Shares of the data-delivery software maker plummet as much as 61 percent after it says a new way of booking sales will reduce two years of financial results and hurt the first quarter.

MicroStrategy shares plummeted as much as 61 percent after the maker of data-delivery software said a new way of booking sales will reduce two years of financial results and hurt the first quarter.

The shares plunged $140 to $86.75 by the 1 p.m. PST close of regular trading, slicing about $10.4 billion off the company's market value. The stock has risen about 23-fold in the past year.

"It's a momentum stock, and the momentum guys at any sign of trouble will sell," said Andrew Abrams, a money manager with CWH Associates in New York, which doesn't have a position in the software maker. He said their attitude is, "I don't care what the price is, get it out of the portfolio."

MicroStrategy said it plans to book software revenue over the length of a contract, instead of recording as much as half the revenue when a contract is signed. The change comes after the Securities and Exchange Commission began cracking down on lax accounting standards in December, giving companies specific guidelines on when sales can be booked as revenue.

The company said its 1999 revenue will be cut to between $150 million and $155 million from the originally reported $205.3 million, giving it a loss of 43 cents to 51 cents rather than net income of 15 cents. It will reduce 1998 revenue to between $95.9 million and $100.9 million--down from $106.4 million--and per-share profit to between a penny and 4 cents a share, sliding from 8 cents per share.

It also said earnings in the current quarter won't meet analysts' estimates. The company was expected to earn a penny a share, the average estimate of nine analysts surveyed by First Call/Thomson Financial.

MicroStrategy chief executive Michael Saylor, 35, owned 55.7 percent of the Vienna, Va.-based company, or 43.5 million shares, as of Tuesday, according to documents filed with the SEC. That stake was worth about $13.6 billion on March 10, when the shares closed at a 52-week high of $313. It's worth about $4.29 billion based on today's prices.

The company said it revised its results over the weekend to comply with recent SEC statements regarding the timing of revenue recognition; it will consult with the agency today.

"Since the nature of our business changed, we decided we needed to recast our numbers," Saylor said.

Barrington Research Associates analyst Frank Sparacino, who placed a "long-term buy" rating on MicroStrategy two weeks ago, wouldn't comment on today's stock drop. First Albany's Mark Murphy, who has a "strong buy" rating on the shares, said he was "not yet authorized to comment."

Friedman Billings Ramsey analysts David Hilal and Alan Adler are restricted from commenting, Adler said, because they are working on the company's planned sale of additional shares.

Josephthal analyst Bert Hochfeld, who has a "hold" rating on the stock, said he's not surprised by the restatement.

"I think that all the warning signs have been up for a very long time," said Hochfeld, who prefers competitors Cognos and Hyperion Solutions.

He cited an article in the March 6 issue of Forbes magazine that said MicroStrategy announced sizable contracts days after the past two quarters ended and immediately recognized part of the sales in those periods' results.
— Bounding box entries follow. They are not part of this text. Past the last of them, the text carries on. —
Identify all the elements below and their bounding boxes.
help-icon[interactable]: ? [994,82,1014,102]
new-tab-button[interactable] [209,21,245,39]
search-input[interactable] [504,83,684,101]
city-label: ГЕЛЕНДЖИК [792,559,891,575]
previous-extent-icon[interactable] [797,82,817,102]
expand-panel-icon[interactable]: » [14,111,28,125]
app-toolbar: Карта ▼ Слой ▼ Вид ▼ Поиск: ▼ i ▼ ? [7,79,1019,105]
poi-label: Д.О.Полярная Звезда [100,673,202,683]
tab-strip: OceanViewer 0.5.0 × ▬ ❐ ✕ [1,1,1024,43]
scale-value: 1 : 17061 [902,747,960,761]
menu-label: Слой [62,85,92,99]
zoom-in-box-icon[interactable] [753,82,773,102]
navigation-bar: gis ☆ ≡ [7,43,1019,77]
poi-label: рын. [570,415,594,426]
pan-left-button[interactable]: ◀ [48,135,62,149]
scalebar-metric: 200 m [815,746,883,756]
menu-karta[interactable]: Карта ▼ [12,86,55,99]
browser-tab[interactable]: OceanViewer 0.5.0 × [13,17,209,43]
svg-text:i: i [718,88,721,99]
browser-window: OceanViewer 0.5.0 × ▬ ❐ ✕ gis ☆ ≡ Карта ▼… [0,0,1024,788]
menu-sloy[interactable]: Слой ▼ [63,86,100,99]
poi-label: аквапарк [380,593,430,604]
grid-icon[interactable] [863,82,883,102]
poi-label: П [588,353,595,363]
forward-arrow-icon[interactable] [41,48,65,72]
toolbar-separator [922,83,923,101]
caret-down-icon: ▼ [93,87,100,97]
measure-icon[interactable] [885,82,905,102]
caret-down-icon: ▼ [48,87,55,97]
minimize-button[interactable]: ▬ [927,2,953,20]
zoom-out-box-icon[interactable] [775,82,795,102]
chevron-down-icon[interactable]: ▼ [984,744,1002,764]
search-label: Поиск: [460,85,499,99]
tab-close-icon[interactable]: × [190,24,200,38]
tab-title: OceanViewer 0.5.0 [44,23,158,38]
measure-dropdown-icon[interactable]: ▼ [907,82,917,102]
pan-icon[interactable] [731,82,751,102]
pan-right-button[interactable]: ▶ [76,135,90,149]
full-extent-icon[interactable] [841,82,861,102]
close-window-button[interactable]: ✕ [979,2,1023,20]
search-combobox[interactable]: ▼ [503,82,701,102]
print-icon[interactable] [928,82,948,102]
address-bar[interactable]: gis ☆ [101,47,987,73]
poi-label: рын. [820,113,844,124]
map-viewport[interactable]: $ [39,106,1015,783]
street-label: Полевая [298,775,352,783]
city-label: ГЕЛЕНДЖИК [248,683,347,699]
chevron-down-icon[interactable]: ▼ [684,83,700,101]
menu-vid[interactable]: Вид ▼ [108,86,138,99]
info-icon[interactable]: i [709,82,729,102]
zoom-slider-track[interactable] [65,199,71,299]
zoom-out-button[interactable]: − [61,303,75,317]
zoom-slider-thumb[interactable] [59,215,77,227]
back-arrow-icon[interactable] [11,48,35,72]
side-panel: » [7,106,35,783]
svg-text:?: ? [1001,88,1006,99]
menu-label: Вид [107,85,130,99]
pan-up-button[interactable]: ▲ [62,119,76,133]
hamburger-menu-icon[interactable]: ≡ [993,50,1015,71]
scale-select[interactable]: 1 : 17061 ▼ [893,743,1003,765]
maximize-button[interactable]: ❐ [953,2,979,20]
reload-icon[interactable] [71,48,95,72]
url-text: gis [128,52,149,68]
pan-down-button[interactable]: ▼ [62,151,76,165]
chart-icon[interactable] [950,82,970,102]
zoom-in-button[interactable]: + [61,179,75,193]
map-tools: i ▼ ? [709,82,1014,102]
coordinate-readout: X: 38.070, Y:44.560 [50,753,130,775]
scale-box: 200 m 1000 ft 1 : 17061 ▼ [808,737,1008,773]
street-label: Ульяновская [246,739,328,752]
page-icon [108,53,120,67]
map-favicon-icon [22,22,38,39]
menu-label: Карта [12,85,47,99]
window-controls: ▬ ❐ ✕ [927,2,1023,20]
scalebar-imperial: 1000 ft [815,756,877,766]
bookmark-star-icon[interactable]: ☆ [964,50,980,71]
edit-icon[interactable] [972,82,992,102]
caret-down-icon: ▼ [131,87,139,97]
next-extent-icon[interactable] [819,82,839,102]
Shares dropped 28 percent last week.

The stock, which hit $313 earlier this month, up from the single-digits in less than a year, has rocketed on the company's personal Web product, which sends news, weather and traffic information to Internet or wireless devices, Hochfeld said.

"I've always been highly, highly dubious about the revenue potential of their personal Web product," he said.

Because MicroStrategy is selling more software services, it will recognize revenue over the life of a contract instead of in chunks, CEO Saylor said. Previously, it was recognizing half a software contract's revenue up front and half, for example, at the midway point of the agreement, he said.

SEC chairman Arthur Levitt has criticized companies that try to boost their earnings by recognizing revenue prematurely, such as before a product is delivered to a customer or at a time when a customer still has the option to terminate a sales agreement.

Because we revised our revenue recognition policies, it means that simply having the contract in hand does not mean we recognize the revenue," Saylor said.